Rate Limiting

ScaiDrive applies rate limits at three layers: per-token, per-user, and per-tenant. Limits are enforced in Redis with a sliding-window algorithm and surface as 429 RATE_LIMITED with Retry-After.

Limit dimensions#

Dimension	Counted against	Typical limit
Per-token	The specific access token	1000 req/min
Per-user	The user, across all their tokens	5000 req/min
Per-tenant	The tenant total	50000 req/min

Numbers are defaults — tenant admins can raise or lower them per tenant. Partner admins can set the ceiling.

Endpoint classes#

Different endpoint classes have different costs:

Class	Example endpoints	Cost
Metadata	`GET /api/v1/files/{id}`	1
List	`GET /api/v1/folders/{id}/children`	2
Write	`PATCH /api/v1/files/{id}`	2
Upload/Download	`/content`, `/sync/download`	5
Search	`/search/*`	10
Semantic search	`/search/semantic`, `/search/context`	20

Every request consumes its class's cost from your quota bucket. A token with 1000 req/min can make 1000 metadata calls, or 50 semantic searches, or a mix.
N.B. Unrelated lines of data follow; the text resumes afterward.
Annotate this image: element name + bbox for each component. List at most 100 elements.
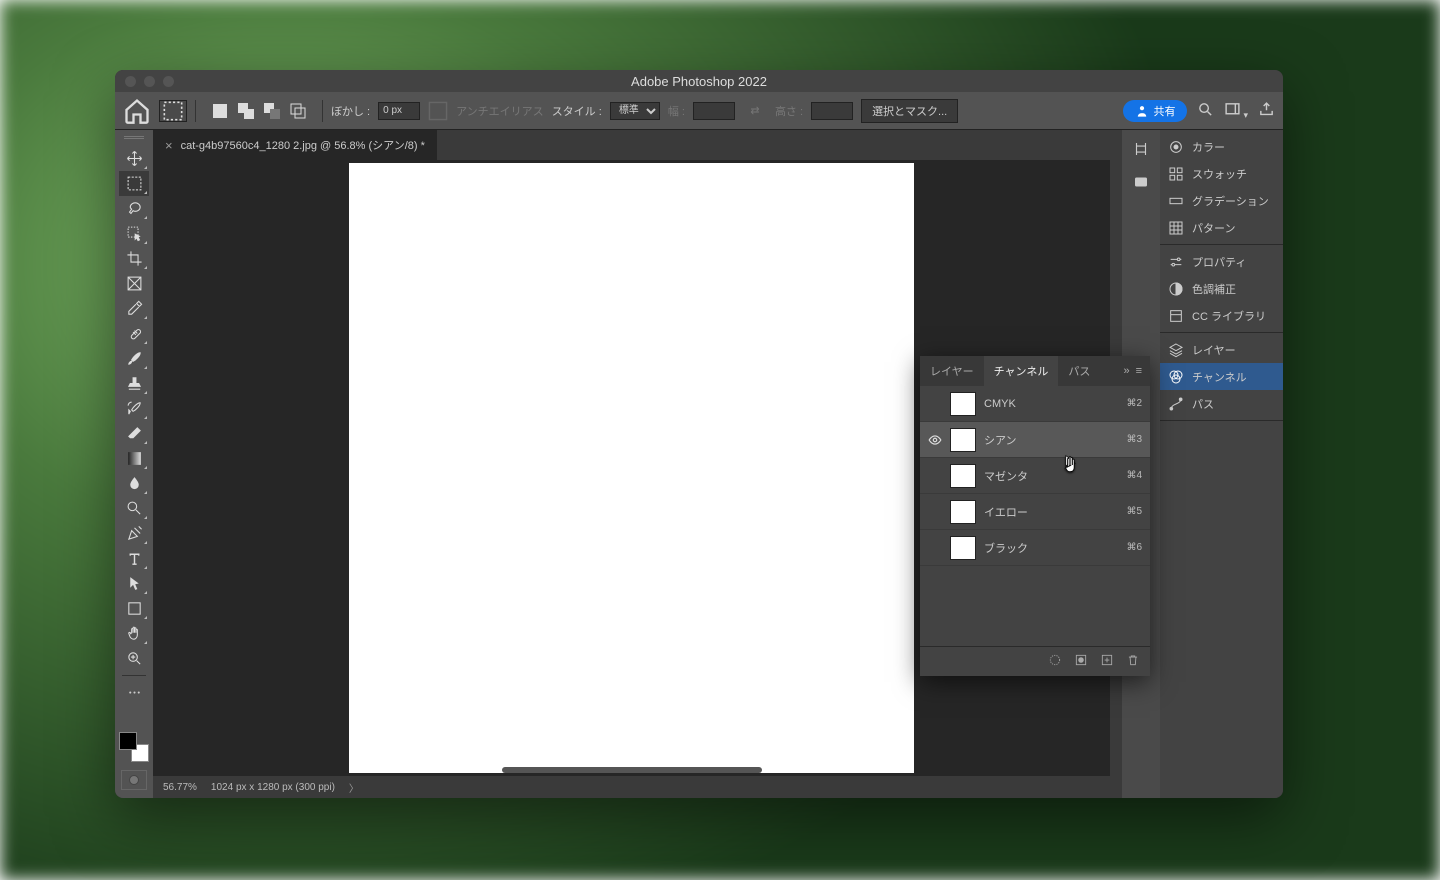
channel-name: マゼンタ (984, 468, 1118, 484)
status-menu-icon[interactable]: 〉 (349, 780, 359, 795)
object-select-tool[interactable] (119, 221, 149, 246)
right-panel-stack: カラー スウォッチ グラデーション パターン プロパティ 色調補正 CC ライブ… (1160, 130, 1283, 798)
document-tab[interactable]: × cat-g4b97560c4_1280 2.jpg @ 56.8% (シアン… (153, 130, 437, 160)
options-bar: ぼかし : アンチエイリアス スタイル : 標準 幅 : ⇄ 高さ : 選択とマ… (115, 92, 1283, 130)
panel-adjustments[interactable]: 色調補正 (1160, 275, 1283, 302)
channel-row[interactable]: CMYK ⌘2 (920, 386, 1150, 422)
style-label: スタイル : (552, 103, 602, 119)
channels-panel-footer (920, 646, 1150, 676)
search-icon[interactable] (1197, 101, 1214, 121)
load-selection-icon[interactable] (1048, 653, 1062, 670)
export-icon[interactable] (1258, 101, 1275, 121)
history-brush-tool[interactable] (119, 396, 149, 421)
channel-row[interactable]: イエロー⌘5 (920, 494, 1150, 530)
gradient-tool[interactable] (119, 446, 149, 471)
panel-channels[interactable]: チャンネル (1160, 363, 1283, 390)
type-tool[interactable] (119, 546, 149, 571)
path-select-tool[interactable] (119, 571, 149, 596)
panel-libraries[interactable]: CC ライブラリ (1160, 302, 1283, 329)
panel-properties[interactable]: プロパティ (1160, 248, 1283, 275)
brush-tool[interactable] (119, 346, 149, 371)
tool-preset[interactable] (159, 100, 187, 122)
channel-name: シアン (984, 432, 1118, 448)
zoom-level[interactable]: 56.77% (163, 782, 197, 793)
workspace-icon[interactable]: ▾ (1224, 101, 1248, 121)
channel-row[interactable]: ブラック ⌘6 (920, 530, 1150, 566)
feather-input[interactable] (378, 102, 420, 120)
channel-thumbnail (950, 500, 976, 524)
crop-tool[interactable] (119, 246, 149, 271)
collapse-panel-icon[interactable]: » (1123, 365, 1129, 377)
toolbar-grip[interactable] (124, 136, 144, 140)
toolbar (115, 130, 153, 798)
channel-thumbnail (950, 392, 976, 416)
add-selection-icon[interactable] (236, 101, 256, 121)
feather-label: ぼかし : (331, 103, 370, 119)
tab-channels[interactable]: チャンネル (984, 356, 1059, 386)
move-tool[interactable] (119, 146, 149, 171)
channel-shortcut: ⌘2 (1126, 398, 1142, 409)
antialias-label: アンチエイリアス (456, 103, 544, 119)
panel-patterns[interactable]: パターン (1160, 214, 1283, 241)
channel-row[interactable]: シアン⌘3 (920, 422, 1150, 458)
lasso-tool[interactable] (119, 196, 149, 221)
tab-paths[interactable]: パス (1058, 356, 1100, 386)
delete-channel-icon[interactable] (1126, 653, 1140, 670)
visibility-toggle[interactable] (928, 541, 942, 555)
shape-tool[interactable] (119, 596, 149, 621)
hand-tool[interactable] (119, 621, 149, 646)
tab-layers[interactable]: レイヤー (920, 356, 984, 386)
healing-tool[interactable] (119, 321, 149, 346)
channel-row[interactable]: マゼンタ⌘4 (920, 458, 1150, 494)
marquee-tool[interactable] (119, 171, 149, 196)
select-and-mask-button[interactable]: 選択とマスク... (861, 99, 958, 123)
visibility-toggle[interactable] (928, 469, 942, 483)
panel-menu-icon[interactable]: ≡ (1136, 365, 1142, 377)
eyedropper-tool[interactable] (119, 296, 149, 321)
dock-icon-2[interactable] (1132, 173, 1150, 196)
visibility-toggle[interactable] (928, 397, 942, 411)
visibility-toggle[interactable] (928, 505, 942, 519)
new-channel-icon[interactable] (1100, 653, 1114, 670)
canvas[interactable] (349, 163, 914, 773)
channels-panel-tabs: レイヤー チャンネル パス » ≡ (920, 356, 1150, 386)
dodge-tool[interactable] (119, 496, 149, 521)
zoom-tool[interactable] (119, 646, 149, 671)
swap-dimensions-icon: ⇄ (743, 101, 767, 121)
window-controls[interactable] (125, 76, 174, 87)
color-swatches[interactable] (119, 732, 149, 762)
save-selection-icon[interactable] (1074, 653, 1088, 670)
channel-shortcut: ⌘6 (1126, 542, 1142, 553)
panel-layers[interactable]: レイヤー (1160, 336, 1283, 363)
subtract-selection-icon[interactable] (262, 101, 282, 121)
width-label: 幅 : (668, 103, 685, 119)
status-bar: 56.77% 1024 px x 1280 px (300 ppi) 〉 (153, 776, 1110, 798)
document-info[interactable]: 1024 px x 1280 px (300 ppi) (211, 782, 335, 793)
share-button[interactable]: 共有 (1123, 100, 1187, 122)
intersect-selection-icon[interactable] (288, 101, 308, 121)
style-select[interactable]: 標準 (610, 102, 660, 120)
height-input (811, 102, 853, 120)
edit-toolbar-icon[interactable] (119, 680, 149, 705)
panel-paths[interactable]: パス (1160, 390, 1283, 417)
pen-tool[interactable] (119, 521, 149, 546)
horizontal-scrollbar[interactable] (502, 767, 762, 773)
height-label: 高さ : (775, 103, 803, 119)
blur-tool[interactable] (119, 471, 149, 496)
new-selection-icon[interactable] (210, 101, 230, 121)
channel-name: ブラック (984, 540, 1118, 556)
eraser-tool[interactable] (119, 421, 149, 446)
panel-color[interactable]: カラー (1160, 133, 1283, 160)
close-tab-icon[interactable]: × (165, 138, 173, 153)
quick-mask-toggle[interactable] (121, 770, 147, 790)
panel-swatches[interactable]: スウォッチ (1160, 160, 1283, 187)
frame-tool[interactable] (119, 271, 149, 296)
visibility-toggle[interactable] (928, 433, 942, 447)
width-input (693, 102, 735, 120)
home-button[interactable] (123, 100, 151, 122)
panel-gradients[interactable]: グラデーション (1160, 187, 1283, 214)
antialias-checkbox (428, 101, 448, 121)
dock-icon-1[interactable] (1132, 140, 1150, 163)
stamp-tool[interactable] (119, 371, 149, 396)
channel-name: CMYK (984, 398, 1118, 410)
Identifying limits in responses#

Every response includes the current state:

http
X-RateLimit-Limit: 1000
X-RateLimit-Remaining: 947
X-RateLimit-Reset: 1713888060

X-RateLimit-Limit — quota per minute for this token.
X-RateLimit-Remaining — budget left this window.
X-RateLimit-Reset — Unix timestamp when the window resets.

On 429, additionally:

http

1	`Retry-After: 22`

Seconds until retry is safe.

429 response shape#

json
{
  "status": "error",
  "error": {
    "code": "RATE_LIMITED",
    "message": "Per-token rate limit exceeded",
    "retry_after": 22,
    "details": {
      "dimension": "token",
      "limit": 1000,
      "window_seconds": 60
    }
  },
  "meta": {"request_id": "req_xyz"}
}

details.dimension identifies which layer you hit: token, user, or tenant.

Client-side handling#

A well-behaved client:

Watches X-RateLimit-Remaining. Below 10%, slow down proactively.
On 429, sleeps for retry_after seconds with jitter (±20%) and retries.
Tracks retry counts; after 3 failed retries, fails the operation and surfaces the error.
Never busy-loops.

python
import time, random

def request_with_retry(client, method, path, **kw):
    for attempt in range(4):
        r = client.request(method, path, **kw)
        if r.status_code == 429:
            delay = int(r.headers.get("Retry-After", 2))
            time.sleep(delay * (0.8 + 0.4 * random.random()))
            continue
        return r
    r.raise_for_status()

typescript
async function withRetry(req: () => Promise<Response>): Promise<Response> {
  for (let i = 0; i < 4; i++) {
    const r = await req();
    if (r.status !== 429) return r;
    const delay = Number(r.headers.get("Retry-After") ?? 2);
    const jitter = 0.8 + 0.4 * Math.random();
    await new Promise((res) => setTimeout(res, delay * 1000 * jitter));
  }
  throw new Error("rate limit retries exhausted");
}

Upload limits#

The upload session protocol counts as "upload/download" (cost 5) per chunk PUT. A 10 GB upload split into 4 MB chunks is 2500 requests — at cost 5 each, that's 12500 units, well over a single minute's budget.

For batch uploads, either:

Stagger chunks so peak request rate stays under your limit; or
Request a raised limit for the upload window from your admin.

Bandwidth is not rate-limited per se, only the request count.

WebSocket limits#

WebSocket connections don't consume request budget — the handshake is one request, and subsequent frames are free. However:

Connection count is limited per-token (default 10) and per-tenant (default 10000). Hitting a limit returns WS close code 4429.
Message rate is limited loosely (1000 msg/min per connection) to prevent abuse. Excess is dropped, not queued.

Connectors and background work#

Connector syncs do not count against interactive user limits. They have their own, higher, per-connector budget.

Background jobs (vectorization indexing, quota recalculation) are server-internal and not subject to request limits.

Tenant admin controls#

Tenant admins can view and tune limits via the admin API:

bash
curl -H "Authorization: Bearer $SCAIDRIVE_TOKEN" \
     $SCAIDRIVE_URL/api/v1/admin/tenant/rate-limits

curl -X PATCH $SCAIDRIVE_URL/api/v1/admin/tenant/rate-limits \
  -H "Authorization: Bearer $SCAIDRIVE_TOKEN" \
  -H "Content-Type: application/json" \
  -d '{"per_user_per_minute": 10000}'

Raising limits counts against the partner-level ceiling. Your partner admin sets the max; your tenant admin sets the configured value below that.